Если зритель пришел в театр, как приходит в мир простодушный зевака для того, «чтоб видеть солнце», то я, поэт, создаю драму для того, чтобы пересоздать мир по новому Моему замыслу. Как в большом мире господствует одна Моя воля, так и в малом круге театрального зрелища должна господствовать только одна воля, — воля поэта.

Драма — так же произведение одного замысла, как и вселенная — произведение одной творческой мысли. Роком трагедии, случаем комедии является только автор. Не его ли во всем державная воля? Как он захочет, так все и будет. Он может по своему произволу соединить любящих или горестно разлучить их, возвысить героя или низвергнуть его в мрачную бездну отчаяния и погибели. Он может увенчать красоту, молодость, верность, смелость, безумное дерзновение, самоотверженность, — но ничто не помешает ему возвеличить уродство и разврат и выше всех апостолов поставить предателя Иуду.

…В укор неправедному дню
хулу над миром я восставлю
и, соблазняя, соблазню.

Но актер тщеславен.

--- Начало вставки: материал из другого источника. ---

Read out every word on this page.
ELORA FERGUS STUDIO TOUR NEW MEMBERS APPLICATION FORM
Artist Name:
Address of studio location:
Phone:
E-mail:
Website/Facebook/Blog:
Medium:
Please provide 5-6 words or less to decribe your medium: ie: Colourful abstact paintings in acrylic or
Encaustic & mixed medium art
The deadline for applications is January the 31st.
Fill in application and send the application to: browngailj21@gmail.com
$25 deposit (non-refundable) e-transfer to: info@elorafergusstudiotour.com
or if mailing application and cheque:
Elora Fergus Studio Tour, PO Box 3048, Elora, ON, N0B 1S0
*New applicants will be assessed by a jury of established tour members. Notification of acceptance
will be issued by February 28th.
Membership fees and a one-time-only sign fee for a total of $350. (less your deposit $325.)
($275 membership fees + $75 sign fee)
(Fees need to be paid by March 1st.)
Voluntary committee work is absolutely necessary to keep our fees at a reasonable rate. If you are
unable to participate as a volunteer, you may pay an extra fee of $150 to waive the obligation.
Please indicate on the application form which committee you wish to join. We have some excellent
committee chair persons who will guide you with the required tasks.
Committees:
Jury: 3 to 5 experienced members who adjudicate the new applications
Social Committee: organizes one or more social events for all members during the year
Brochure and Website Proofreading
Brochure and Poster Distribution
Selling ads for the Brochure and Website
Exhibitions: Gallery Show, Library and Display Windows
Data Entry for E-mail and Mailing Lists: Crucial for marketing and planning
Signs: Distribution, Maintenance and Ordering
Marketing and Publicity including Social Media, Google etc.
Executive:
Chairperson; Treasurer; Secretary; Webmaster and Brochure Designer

Автора он заслонил своим случайным истолкованием, неожиданностью и разрозненностью своих бытовых и психологических наблюдений, и самую драму он превратил в собрание ролей для разных амплуа. Потом пришел режиссер и похитил ремарку. Потом рок драматического действа, глухой голос повелевающей Мойры запрятан волею директора театра в тесную суфлерскую будку. И когда было мало репетиций, то все на сцене смотрят в одну точку, откуда доносится слышный первым рядам зрителей и досадный для них голос. И нещадно перевирают слова поэта.

Но разве я могу хотеть, чтобы из узкого подземелья доносился мой голос? чтобы по капризу режиссера придуманные мною на сцене окна обращались в ненужные для меня колонны? чтобы мое слово в ремарках воплощалось только в раскрашенную декорацию?

Нет, мое слово должно звучать открыто и громко. Поэта прежде, чем актера, должен слышать посетитель театрального зрелища.